During the 19th century, French chocolate producers Chocolat Menier created series of mahogany boxes to be used as teaching devices in schools. The unassuming containers, measuring 37cm wide, opened to revealed rows of labelled compartments filled with the raw material of the chocolate trade.
The example in question was produced for the Musées Scolaires de l’Ecole de Garchizy in central France. Within is a colour lithograph of the Menier factory with text on the history of chocolate and the producers. Nine of the compartments contain the remains of cacao beans and one has a three glass vials containing cacao butter.
It was offered for $5500 by US dealer Ben Kinmont in a recent catalogue where it was spotted by the Oxford library.

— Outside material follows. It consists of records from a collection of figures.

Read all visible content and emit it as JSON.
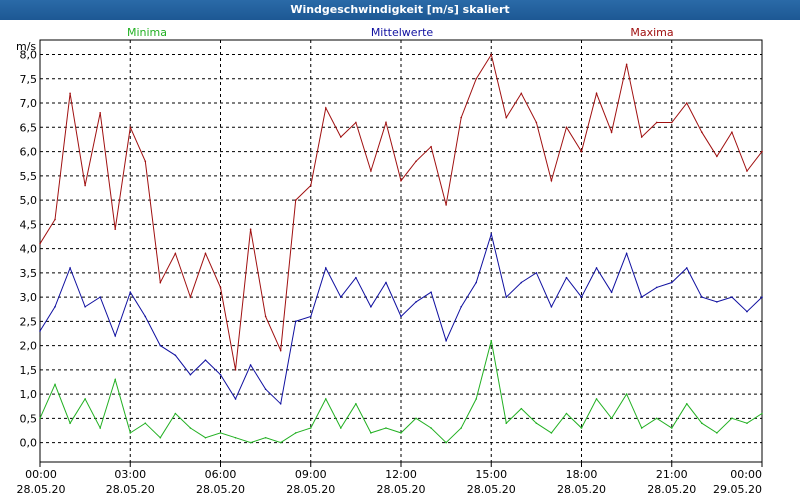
{
  "window": {
    "title": "Windgeschwindigkeit [m/s] skaliert"
  },
  "colors": {
    "min": "#22b022",
    "mean": "#1010a0",
    "max": "#a01010",
    "grid": "#000000",
    "frame": "#3b6ea5"
  },
  "chart_data": {
    "type": "line",
    "title": "Windgeschwindigkeit [m/s] skaliert",
    "ylabel": "m/s",
    "ylim": [
      -0.4,
      8.3
    ],
    "yticks": [
      0,
      0.5,
      1,
      1.5,
      2,
      2.5,
      3,
      3.5,
      4,
      4.5,
      5,
      5.5,
      6,
      6.5,
      7,
      7.5,
      8
    ],
    "ytick_labels": [
      "0,0",
      "0,5",
      "1,0",
      "1,5",
      "2,0",
      "2,5",
      "3,0",
      "3,5",
      "4,0",
      "4,5",
      "5,0",
      "5,5",
      "6,0",
      "6,5",
      "7,0",
      "7,5",
      "8,0"
    ],
    "xlim": [
      0,
      24
    ],
    "xticks": [
      {
        "h": 0,
        "time": "00:00",
        "date": "28.05.20"
      },
      {
        "h": 3,
        "time": "03:00",
        "date": "28.05.20"
      },
      {
        "h": 6,
        "time": "06:00",
        "date": "28.05.20"
      },
      {
        "h": 9,
        "time": "09:00",
        "date": "28.05.20"
      },
      {
        "h": 12,
        "time": "12:00",
        "date": "28.05.20"
      },
      {
        "h": 15,
        "time": "15:00",
        "date": "28.05.20"
      },
      {
        "h": 18,
        "time": "18:00",
        "date": "28.05.20"
      },
      {
        "h": 21,
        "time": "21:00",
        "date": "28.05.20"
      },
      {
        "h": 24,
        "time": "00:00",
        "date": "29.05.20"
      }
    ],
    "legend": [
      "Minima",
      "Mittelwerte",
      "Maxima"
    ],
    "series": [
      {
        "name": "Maxima",
        "hours": [
          0,
          0.5,
          1,
          1.5,
          2,
          2.5,
          3,
          3.5,
          4,
          4.5,
          5,
          5.5,
          6,
          6.5,
          7,
          7.5,
          8,
          8.5,
          9,
          9.5,
          10,
          10.5,
          11,
          11.5,
          12,
          12.5,
          13,
          13.5,
          14,
          14.5,
          15,
          15.5,
          16,
          16.5,
          17,
          17.5,
          18,
          18.5,
          19,
          19.5,
          20,
          20.5,
          21,
          21.5,
          22,
          22.5,
          23,
          23.5,
          24
        ],
        "values": [
          4.1,
          4.6,
          7.2,
          5.3,
          6.8,
          4.4,
          6.5,
          5.8,
          3.3,
          3.9,
          3.0,
          3.9,
          3.2,
          1.5,
          4.4,
          2.6,
          1.9,
          5.0,
          5.3,
          6.9,
          6.3,
          6.6,
          5.6,
          6.6,
          5.4,
          5.8,
          6.1,
          4.9,
          6.7,
          7.5,
          8.0,
          6.7,
          7.2,
          6.6,
          5.4,
          6.5,
          6.0,
          7.2,
          6.4,
          7.8,
          6.3,
          6.6,
          6.6,
          7.0,
          6.4,
          5.9,
          6.4,
          5.6,
          6.0
        ]
      },
      {
        "name": "Mittelwerte",
        "hours": [
          0,
          0.5,
          1,
          1.5,
          2,
          2.5,
          3,
          3.5,
          4,
          4.5,
          5,
          5.5,
          6,
          6.5,
          7,
          7.5,
          8,
          8.5,
          9,
          9.5,
          10,
          10.5,
          11,
          11.5,
          12,
          12.5,
          13,
          13.5,
          14,
          14.5,
          15,
          15.5,
          16,
          16.5,
          17,
          17.5,
          18,
          18.5,
          19,
          19.5,
          20,
          20.5,
          21,
          21.5,
          22,
          22.5,
          23,
          23.5,
          24
        ],
        "values": [
          2.3,
          2.8,
          3.6,
          2.8,
          3.0,
          2.2,
          3.1,
          2.6,
          2.0,
          1.8,
          1.4,
          1.7,
          1.4,
          0.9,
          1.6,
          1.1,
          0.8,
          2.5,
          2.6,
          3.6,
          3.0,
          3.4,
          2.8,
          3.3,
          2.6,
          2.9,
          3.1,
          2.1,
          2.8,
          3.3,
          4.3,
          3.0,
          3.3,
          3.5,
          2.8,
          3.4,
          3.0,
          3.6,
          3.1,
          3.9,
          3.0,
          3.2,
          3.3,
          3.6,
          3.0,
          2.9,
          3.0,
          2.7,
          3.0
        ]
      },
      {
        "name": "Minima",
        "hours": [
          0,
          0.5,
          1,
          1.5,
          2,
          2.5,
          3,
          3.5,
          4,
          4.5,
          5,
          5.5,
          6,
          6.5,
          7,
          7.5,
          8,
          8.5,
          9,
          9.5,
          10,
          10.5,
          11,
          11.5,
          12,
          12.5,
          13,
          13.5,
          14,
          14.5,
          15,
          15.5,
          16,
          16.5,
          17,
          17.5,
          18,
          18.5,
          19,
          19.5,
          20,
          20.5,
          21,
          21.5,
          22,
          22.5,
          23,
          23.5,
          24
        ],
        "values": [
          0.5,
          1.2,
          0.4,
          0.9,
          0.3,
          1.3,
          0.2,
          0.4,
          0.1,
          0.6,
          0.3,
          0.1,
          0.2,
          0.1,
          0.0,
          0.1,
          0.0,
          0.2,
          0.3,
          0.9,
          0.3,
          0.8,
          0.2,
          0.3,
          0.2,
          0.5,
          0.3,
          0.0,
          0.3,
          0.9,
          2.1,
          0.4,
          0.7,
          0.4,
          0.2,
          0.6,
          0.3,
          0.9,
          0.5,
          1.0,
          0.3,
          0.5,
          0.3,
          0.8,
          0.4,
          0.2,
          0.5,
          0.4,
          0.6
        ]
      }
    ]
  }
}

“We have been building up an interesting collection of ‘edible’ books,” said Dr Chris Fletcher, Keeper of Special Collections. “A recent acquisition was a volume by the artist Ben Denzer, with pages made out of slices of American cheese. Both may be making an appearance at an upcoming exhibition looking at the haptic qualities of books. While the chocolate museum in a box may be interesting to touch, nothing inside it likely tastes good any longer.”
The box was offered with a first edition guide to Chocolat Menier, published for the 1889 Exposition Universelle. It includes folding plates, one of which depicts the factories from the air.